LOGAN SQUARE — Crews last week blocked off Milwaukee Avenue at California Avenue for a construction project, forcing drivers to take detours in both directions.
The intersection will be blocked off for another few weeks. City officials expect to wrap up construction sometime in April weather permitting.
The construction project is one of a few such projects to plague the area surrounding the California Blue Line station in recent weeks. Peoples Gas was in the area in February to install new gas mains. ComEd is currently in the area to improve service.
Because there are other projects and workers in the area, the intersection could remain blocked off for longer than expected, city spokeswoman Susan Hofer said.
“If one project has glitches, [it could] cause delays on another project,” Hofer said.
The city blocked off the intersection to repair Milwaukee Avenue’s old water main and sewer line. The project is part of a larger effort to upgrade the city’s aging infrastructure, according to Hofer.
Not far from the intersection, another water main project is underway in the 2100 block of North Stave Street, 2700 block of West Francis Place and the 2700 block of West Julia Court.

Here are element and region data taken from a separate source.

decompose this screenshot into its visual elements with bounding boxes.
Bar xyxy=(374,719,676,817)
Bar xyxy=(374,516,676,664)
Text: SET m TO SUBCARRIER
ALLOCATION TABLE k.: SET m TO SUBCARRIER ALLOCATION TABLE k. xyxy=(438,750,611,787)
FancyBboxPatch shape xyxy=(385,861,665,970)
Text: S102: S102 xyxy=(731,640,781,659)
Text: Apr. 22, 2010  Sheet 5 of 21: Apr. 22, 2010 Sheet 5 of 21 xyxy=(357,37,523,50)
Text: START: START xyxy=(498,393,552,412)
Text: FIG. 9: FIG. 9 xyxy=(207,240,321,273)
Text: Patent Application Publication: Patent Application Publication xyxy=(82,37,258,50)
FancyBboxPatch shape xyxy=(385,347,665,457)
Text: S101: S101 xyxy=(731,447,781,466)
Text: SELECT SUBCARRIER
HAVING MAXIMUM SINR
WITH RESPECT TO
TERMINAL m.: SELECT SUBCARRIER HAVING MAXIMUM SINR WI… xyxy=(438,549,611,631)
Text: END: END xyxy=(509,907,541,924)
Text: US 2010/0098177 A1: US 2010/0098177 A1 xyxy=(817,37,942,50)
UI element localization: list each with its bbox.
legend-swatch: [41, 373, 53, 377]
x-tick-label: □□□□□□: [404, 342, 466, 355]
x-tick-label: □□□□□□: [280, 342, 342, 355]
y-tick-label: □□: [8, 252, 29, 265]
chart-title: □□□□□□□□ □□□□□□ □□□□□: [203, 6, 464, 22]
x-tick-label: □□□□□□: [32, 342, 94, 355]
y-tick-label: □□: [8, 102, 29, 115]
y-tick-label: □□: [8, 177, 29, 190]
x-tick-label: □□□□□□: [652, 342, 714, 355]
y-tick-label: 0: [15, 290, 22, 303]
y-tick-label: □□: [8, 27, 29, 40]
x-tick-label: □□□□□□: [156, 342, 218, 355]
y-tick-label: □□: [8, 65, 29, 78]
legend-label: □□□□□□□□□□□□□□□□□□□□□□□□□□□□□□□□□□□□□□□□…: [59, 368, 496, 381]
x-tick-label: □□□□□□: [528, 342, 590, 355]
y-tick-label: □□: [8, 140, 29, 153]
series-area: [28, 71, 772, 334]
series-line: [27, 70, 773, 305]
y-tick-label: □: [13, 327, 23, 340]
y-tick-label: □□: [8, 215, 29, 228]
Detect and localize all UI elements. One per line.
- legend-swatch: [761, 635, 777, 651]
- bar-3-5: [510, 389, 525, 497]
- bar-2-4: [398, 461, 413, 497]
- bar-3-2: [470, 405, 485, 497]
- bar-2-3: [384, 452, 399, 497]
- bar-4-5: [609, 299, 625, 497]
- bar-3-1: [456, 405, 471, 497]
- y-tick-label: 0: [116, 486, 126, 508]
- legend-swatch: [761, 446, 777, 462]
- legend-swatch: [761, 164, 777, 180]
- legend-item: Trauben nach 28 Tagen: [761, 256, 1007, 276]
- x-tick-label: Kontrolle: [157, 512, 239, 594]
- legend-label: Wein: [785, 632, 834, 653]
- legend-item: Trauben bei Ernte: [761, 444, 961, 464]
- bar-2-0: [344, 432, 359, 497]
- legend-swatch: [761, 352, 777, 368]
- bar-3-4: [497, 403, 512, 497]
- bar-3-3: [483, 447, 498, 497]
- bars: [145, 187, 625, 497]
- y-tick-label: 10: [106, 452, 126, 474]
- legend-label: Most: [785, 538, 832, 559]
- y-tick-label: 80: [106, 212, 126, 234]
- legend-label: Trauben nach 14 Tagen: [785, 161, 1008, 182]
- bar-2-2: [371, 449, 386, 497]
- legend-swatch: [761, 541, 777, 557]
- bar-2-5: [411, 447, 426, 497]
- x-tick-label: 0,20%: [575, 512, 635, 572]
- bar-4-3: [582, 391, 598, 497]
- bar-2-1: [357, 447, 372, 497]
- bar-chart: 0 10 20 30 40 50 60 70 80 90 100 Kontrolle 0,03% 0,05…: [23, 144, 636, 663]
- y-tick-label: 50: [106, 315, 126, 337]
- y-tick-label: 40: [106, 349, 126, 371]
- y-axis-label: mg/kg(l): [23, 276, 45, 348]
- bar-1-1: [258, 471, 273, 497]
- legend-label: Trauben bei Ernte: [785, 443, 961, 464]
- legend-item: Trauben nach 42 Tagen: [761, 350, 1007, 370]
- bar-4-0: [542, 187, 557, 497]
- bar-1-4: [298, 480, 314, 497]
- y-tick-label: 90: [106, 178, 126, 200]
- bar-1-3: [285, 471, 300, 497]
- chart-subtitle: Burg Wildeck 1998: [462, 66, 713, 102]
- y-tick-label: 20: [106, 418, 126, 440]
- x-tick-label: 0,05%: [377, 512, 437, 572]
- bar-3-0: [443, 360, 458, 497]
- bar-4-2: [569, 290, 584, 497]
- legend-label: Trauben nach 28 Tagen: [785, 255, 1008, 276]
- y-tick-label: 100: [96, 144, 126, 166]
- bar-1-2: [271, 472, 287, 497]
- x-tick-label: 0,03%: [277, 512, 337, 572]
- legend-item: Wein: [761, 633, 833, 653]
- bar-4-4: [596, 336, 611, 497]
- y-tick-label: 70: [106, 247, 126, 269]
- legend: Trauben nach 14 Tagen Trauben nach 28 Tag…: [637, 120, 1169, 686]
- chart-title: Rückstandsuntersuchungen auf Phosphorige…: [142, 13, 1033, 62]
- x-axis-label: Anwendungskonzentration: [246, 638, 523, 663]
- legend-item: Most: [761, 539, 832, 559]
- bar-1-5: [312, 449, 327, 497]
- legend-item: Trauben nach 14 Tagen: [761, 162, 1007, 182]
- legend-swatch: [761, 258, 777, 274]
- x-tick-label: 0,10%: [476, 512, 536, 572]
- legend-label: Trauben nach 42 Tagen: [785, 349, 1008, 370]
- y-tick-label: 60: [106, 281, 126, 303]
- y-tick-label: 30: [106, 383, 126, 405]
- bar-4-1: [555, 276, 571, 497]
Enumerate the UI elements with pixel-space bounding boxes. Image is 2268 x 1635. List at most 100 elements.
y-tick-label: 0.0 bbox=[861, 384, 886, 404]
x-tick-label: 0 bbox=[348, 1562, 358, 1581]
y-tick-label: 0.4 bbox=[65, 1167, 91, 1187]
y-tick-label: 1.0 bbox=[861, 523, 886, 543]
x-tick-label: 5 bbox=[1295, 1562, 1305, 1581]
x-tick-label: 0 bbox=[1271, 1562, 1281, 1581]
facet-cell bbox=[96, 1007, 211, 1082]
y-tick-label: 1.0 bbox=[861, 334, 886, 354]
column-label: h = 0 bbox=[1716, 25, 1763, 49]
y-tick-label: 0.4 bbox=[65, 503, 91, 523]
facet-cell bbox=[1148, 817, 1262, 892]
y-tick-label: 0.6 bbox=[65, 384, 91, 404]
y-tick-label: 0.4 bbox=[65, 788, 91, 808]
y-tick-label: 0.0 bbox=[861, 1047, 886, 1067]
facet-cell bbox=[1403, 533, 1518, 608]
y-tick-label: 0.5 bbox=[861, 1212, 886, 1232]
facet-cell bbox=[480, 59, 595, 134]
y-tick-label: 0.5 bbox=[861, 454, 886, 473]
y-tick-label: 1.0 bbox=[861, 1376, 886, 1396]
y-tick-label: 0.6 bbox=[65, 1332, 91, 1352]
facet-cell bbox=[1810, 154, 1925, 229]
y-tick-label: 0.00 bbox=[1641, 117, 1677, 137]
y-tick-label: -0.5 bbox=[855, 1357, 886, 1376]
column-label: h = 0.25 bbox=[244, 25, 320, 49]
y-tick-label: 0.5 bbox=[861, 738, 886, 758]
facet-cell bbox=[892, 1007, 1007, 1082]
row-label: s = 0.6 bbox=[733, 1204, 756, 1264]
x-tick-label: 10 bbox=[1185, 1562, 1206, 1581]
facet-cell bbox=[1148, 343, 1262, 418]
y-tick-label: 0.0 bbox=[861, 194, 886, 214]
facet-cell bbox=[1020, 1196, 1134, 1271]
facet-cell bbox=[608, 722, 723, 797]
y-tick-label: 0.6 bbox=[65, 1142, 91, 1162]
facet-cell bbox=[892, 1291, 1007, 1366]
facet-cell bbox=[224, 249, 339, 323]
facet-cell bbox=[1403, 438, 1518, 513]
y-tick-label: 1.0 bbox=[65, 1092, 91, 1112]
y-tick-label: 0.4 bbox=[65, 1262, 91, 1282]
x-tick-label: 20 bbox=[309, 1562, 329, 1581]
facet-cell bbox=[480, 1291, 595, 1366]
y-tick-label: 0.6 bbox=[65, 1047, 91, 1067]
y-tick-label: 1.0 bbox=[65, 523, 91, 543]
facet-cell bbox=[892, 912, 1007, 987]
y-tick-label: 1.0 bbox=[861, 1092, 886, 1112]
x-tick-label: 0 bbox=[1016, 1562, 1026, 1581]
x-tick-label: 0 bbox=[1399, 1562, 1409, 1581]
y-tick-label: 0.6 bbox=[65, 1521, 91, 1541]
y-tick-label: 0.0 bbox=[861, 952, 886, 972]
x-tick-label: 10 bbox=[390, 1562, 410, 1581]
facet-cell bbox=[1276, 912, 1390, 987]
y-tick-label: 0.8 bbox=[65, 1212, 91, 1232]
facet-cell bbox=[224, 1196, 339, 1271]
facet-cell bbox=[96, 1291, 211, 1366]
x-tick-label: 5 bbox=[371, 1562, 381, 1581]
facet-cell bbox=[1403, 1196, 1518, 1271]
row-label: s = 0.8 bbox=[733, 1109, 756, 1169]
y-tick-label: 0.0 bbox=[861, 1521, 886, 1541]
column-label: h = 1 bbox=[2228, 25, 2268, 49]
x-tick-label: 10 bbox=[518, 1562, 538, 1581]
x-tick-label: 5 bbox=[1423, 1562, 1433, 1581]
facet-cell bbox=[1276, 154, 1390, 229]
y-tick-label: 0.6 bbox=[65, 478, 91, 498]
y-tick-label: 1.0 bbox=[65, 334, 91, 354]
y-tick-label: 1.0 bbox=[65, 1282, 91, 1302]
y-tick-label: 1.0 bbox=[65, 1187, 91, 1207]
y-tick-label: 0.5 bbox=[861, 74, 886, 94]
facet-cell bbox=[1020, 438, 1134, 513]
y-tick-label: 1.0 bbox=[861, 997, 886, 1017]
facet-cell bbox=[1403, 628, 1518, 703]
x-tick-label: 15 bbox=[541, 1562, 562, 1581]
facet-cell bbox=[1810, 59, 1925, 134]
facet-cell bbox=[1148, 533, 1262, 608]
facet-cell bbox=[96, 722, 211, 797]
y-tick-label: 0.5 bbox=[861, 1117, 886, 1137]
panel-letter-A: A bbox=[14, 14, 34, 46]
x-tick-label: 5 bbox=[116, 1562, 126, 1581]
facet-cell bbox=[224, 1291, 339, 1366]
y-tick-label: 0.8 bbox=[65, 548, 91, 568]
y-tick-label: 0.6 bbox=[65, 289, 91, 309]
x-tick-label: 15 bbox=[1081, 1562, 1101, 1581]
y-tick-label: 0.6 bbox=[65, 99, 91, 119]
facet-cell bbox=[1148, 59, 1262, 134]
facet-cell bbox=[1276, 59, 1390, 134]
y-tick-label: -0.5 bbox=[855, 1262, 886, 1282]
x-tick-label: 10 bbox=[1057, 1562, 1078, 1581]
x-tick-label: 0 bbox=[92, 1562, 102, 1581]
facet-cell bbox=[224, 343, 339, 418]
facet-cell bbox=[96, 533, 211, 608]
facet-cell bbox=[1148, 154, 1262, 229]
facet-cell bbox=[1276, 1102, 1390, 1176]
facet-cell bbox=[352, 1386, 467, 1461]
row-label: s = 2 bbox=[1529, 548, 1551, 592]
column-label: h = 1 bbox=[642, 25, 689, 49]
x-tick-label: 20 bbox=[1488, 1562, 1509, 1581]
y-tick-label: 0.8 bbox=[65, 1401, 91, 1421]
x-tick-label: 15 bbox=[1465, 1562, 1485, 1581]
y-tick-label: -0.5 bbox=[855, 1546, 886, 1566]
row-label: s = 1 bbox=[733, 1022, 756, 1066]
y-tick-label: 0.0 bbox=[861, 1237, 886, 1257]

On March 8, the city issued a boil order because of the “possibility of unsafe water due to scheduled work on the main which feeds the above addresses,” according to a letter issued to residents.
Megan Vidis, spokeswoman for the city’s Water Department, said the next day the city rescinded the boil order, saying water samples passed their tests.
Vidis said the department is required to print notices and leave them at affected addresses. She said officials are also required to notify the alderman’s office.
But Rio Prado-Illescas, who lives in the 2700 block of West Julia Court with his wife and three-year-old daughter, said he never got any notification that the boil order had been lifted, and he’s been boiling his water since March 8.
“My family just wants to wash their hands, bathe, clean, etc. without having to boil the water,” Prado-Illescas said. “It’s affected almost everything we do.”
Prado-Illescas said he called the city number on the original boil order notice more than 10 times but the number went straight to voicemail each time. He called the ordeal “very frustrating.”